Why politicians are asking the wrong questions about gender inequality

ONE issue that virtually every Democratic presidential candidate has weighed in on this year is the wage gap between the sexes. The most commonly-cited statistic is that women make just 77 cents for every dollar men do, with the implication being that the 23-cent gap is a result of discrimination. While the statistic is accurate, interpreting it requires some nuance: at least some of the gender pay gap can be explained by differences in things like the number of hours worked or type of careers each gender pursues.

 

Economic research suggests that the majority of the gender pay gap is because of differences within occupations rather than across them. What is tougher to determine is if women make less for “same work”: studies tend to rely on data from the US Census Bureau and the Bureau of Labour Statistics which are reliable but lack detail when it comes to specific occupations. For instance, in the American Community Survey, one of the most popular sources of data, all doctors fall under the classification “physicians and surgeons” which is problematic since salaries can vary greatly depending on what sort of specialism they practice.

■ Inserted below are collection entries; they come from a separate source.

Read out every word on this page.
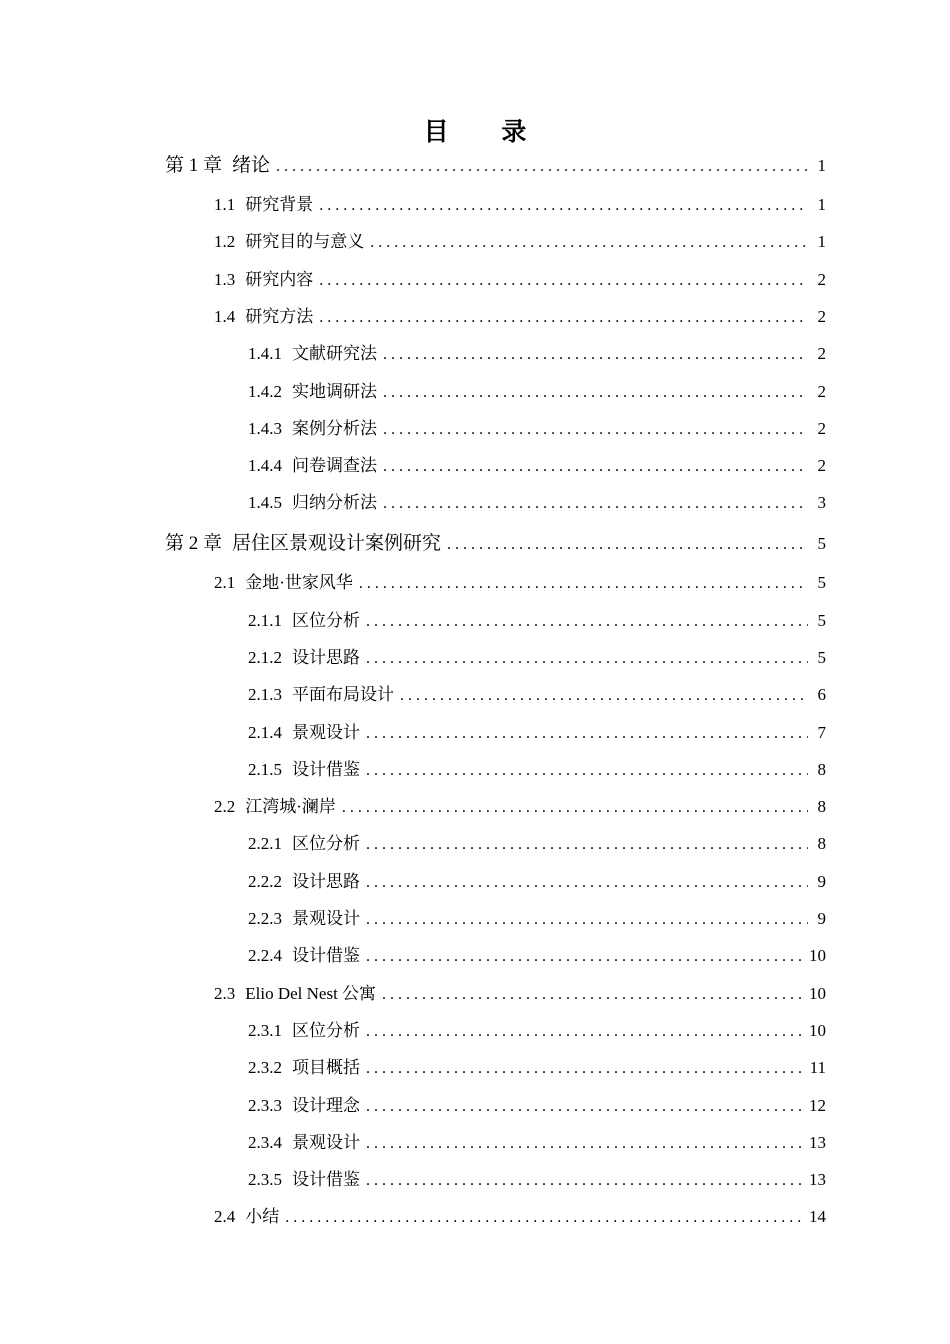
目 录
第 1 章 绪论 . . .	1
1.1 研究背景 . . .	1
1.2 研究目的与意义 . . .	1
1.3 研究内容 . . .	2
1.4 研究方法 . . .	2
1.4.1 文献研究法 . . .	2
1.4.2 实地调研法 . . .	2
1.4.3 案例分析法 . . .	2
1.4.4 问卷调查法 . . .	2
1.4.5 归纳分析法 . . .	3
第 2 章 居住区景观设计案例研究 . . .	5
2.1 金地·世家风华 . . .	5
2.1.1 区位分析 . . .	5
2.1.2 设计思路 . . .	5
2.1.3 平面布局设计 . . .	6
2.1.4 景观设计 . . .	7
2.1.5 设计借鉴 . . .	8
2.2 江湾城·澜岸 . . .	8
2.2.1 区位分析 . . .	8
2.2.2 设计思路 . . .	9
2.2.3 景观设计 . . .	9
2.2.4 设计借鉴 . . .	10
2.3 Elio Del Nest 公寓 . . .	10
2.3.1 区位分析 . . .	10
2.3.2 项目概括 . . .	11
2.3.3 设计理念 . . .	12
2.3.4 景观设计 . . .	13
2.3.5 设计借鉴 . . .	13
2.4 小结 . . .	14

A new report from PayScale, a jobs website, takes a stab at this very problem by looking at the gender gap in various occupations controlling for factors including experience, education, company size, and crucially, job title. According to their data, female doctors make 29.2% less than their male counterparts, but that gap shrinks to just 4.6% after introducing the controls. This in part because women are more likely to work in paediatrics, while men are more likely to work in the better-paid field of surgery. A similar pattern exists for lawyers: women make 14.8% less than men, but just 4.1% less on an adjusted basis. Again, there are differences in the types of jobs taken by men and women: 8.7% of female lawyers work for non-profit outfits, compared to just 4.5% for male ones. The pay gap for all workers is 25.6% before such differences are controlled for, and 2.7% afterwards.

 

A paper published last year by Claudia Goldin, an economist at Harvard University, noted that the gender pay gap was especially acute in law and business, despite the fact that fresh graduates in those fields started at similar salaries. The problem, Ms Goldin notes, is that succeeding at such professions requires copious amounts of “face time”. On the other hand, pharmacists, for whom there is little penalty for working part-time, experience virtually no gender pay gap.

 

Another study by Ms Goldin and Lawrence Katz (also of Harvard) noted that being away from work for 18 months was associated with a 29% drop in earnings for mid-career lawyers and PhDs, and a 41% for MBAs. In effect, much of the gender pay gap can be thought of as the cost of having children.

 

In one sense, PayScale’s findings are obvious: one should not expect too much of a difference in pay for two people doing the exact same job. What the report does do is help policymakers ask the right questions. Rather than fixating on just the overall ratio earnings between men and women, it would be more interesting to ask who gets which jobs and why.